Other types of coercion might have similar effects, but superficially seem less appealing. For example, the government could force all owners of MBS to sell them to the government at the expected hold-to-maturity price. This would again be a subsidy to the owners of bad MBS, but now at the expense of the owners of good MBS rather than the taxpayer. Since there is no currently no market for those securities, it is conceivable that everyone would gain from the increase in liquidity. Still,I would imagine that the unforeseen costs of such an extraordinary action would outweigh its benefits and I suspect that market participants would agree.

What else can the government do? First, it can establish stable rules and play by them. Holding out the possibility of distributing vast sums of money in an unspecified manner does not help market participants value the securities or value the firms. Second, it can prevent panics, i.e.
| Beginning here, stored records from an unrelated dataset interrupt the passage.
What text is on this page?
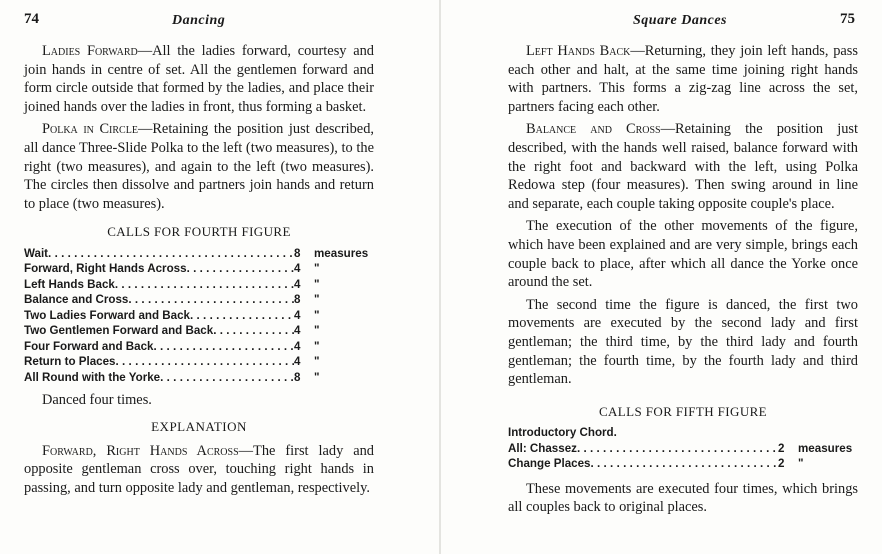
74	Dancing

Ladies Forward—All the ladies forward, courtesy and join hands in centre of set. All the gentlemen forward and form circle outside that formed by the ladies, and place their joined hands over the ladies in front, thus forming a basket.

Polka in Circle—Retaining the position just described, all dance Three-Slide Polka to the left (two measures), to the right (two measures), and again to the left (two measures). The circles then dissolve and partners join hands and return to place (two measures).

CALLS FOR FOURTH FIGURE
Wait .....	8	measures
Forward, Right Hands Across .....	4	"
Left Hands Back .....	4	"
Balance and Cross .....	8	"
Two Ladies Forward and Back .....	4	"
Two Gentlemen Forward and Back .....	4	"
Four Forward and Back .....	4	"
Return to Places .....	4	"
All Round with the Yorke .....	8	"

Danced four times.

EXPLANATION

Forward, Right Hands Across—The first lady and opposite gentleman cross over, touching right hands in passing, and turn opposite lady and gentleman, respectively.

Square Dances	75

Left Hands Back—Returning, they join left hands, pass each other and halt, at the same time joining right hands with partners. This forms a zig-zag line across the set, partners facing each other.

Balance and Cross—Retaining the position just described, with the hands well raised, balance forward with the right foot and backward with the left, using Polka Redowa step (four measures). Then swing around in line and separate, each couple taking opposite couple's place.

The execution of the other movements of the figure, which have been explained and are very simple, brings each couple back to place, after which all dance the Yorke once around the set.

The second time the figure is danced, the first two movements are executed by the second lady and first gentleman; the third time, by the third lady and fourth gentleman; the fourth time, by the fourth lady and third gentleman.

CALLS FOR FIFTH FIGURE
Introductory Chord.
All: Chassez .....	2	measures
Change Places .....	2	"

These movements are executed four times, which brings all couples back to original places.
Diamond-Dybvig bank runs. This is what it did when it offered insurance for money market mutual funds, an important source of funding in the commercial paper market. So far, that market appears to be holding up. Third, it can reduce the risk that its current actions encourage future misbehavior. We have already seen evidence of moral hazard in these markets, for example in AIG's decision to turn down a $8 billion offer from J.C. Flowers during the weekend before AIG collapsed.

In closing, let me mention one other issue that I take very seriously. I recognize that this might not matter much to my Congressman, but in my view it may be the most important issue for global welfare. The U.S. has long been a beacon of free markets. When economic conditions turn sour in Argentina or Indonesia, we give very clear instructions on what to do: balance the budget, cut government employment, maintain free trade and the rule of law, and do not prop up failing enterprises. Opponents of free markets argue that this advice benefits international financiers, not the domestic market. I have always believed (at least since I began to understand economics) that the U.S. approach was correct. But when the U.S. ignores its own advice in this situation, it reduces the credibility of this stance. Rewriting the rules of the game at this stage will therefore have serious ramifications not only for people in this country but for the future of global capitalism. The social cost of that is far, far greater than $700 billion.

I have gone on too long, but I strongly believe that this is an issue where the input of outsiders like myself is useful. Feel free to post this if you see fit.

All the best,

Robert Shimer

Thanks, Rob, for sharing your views.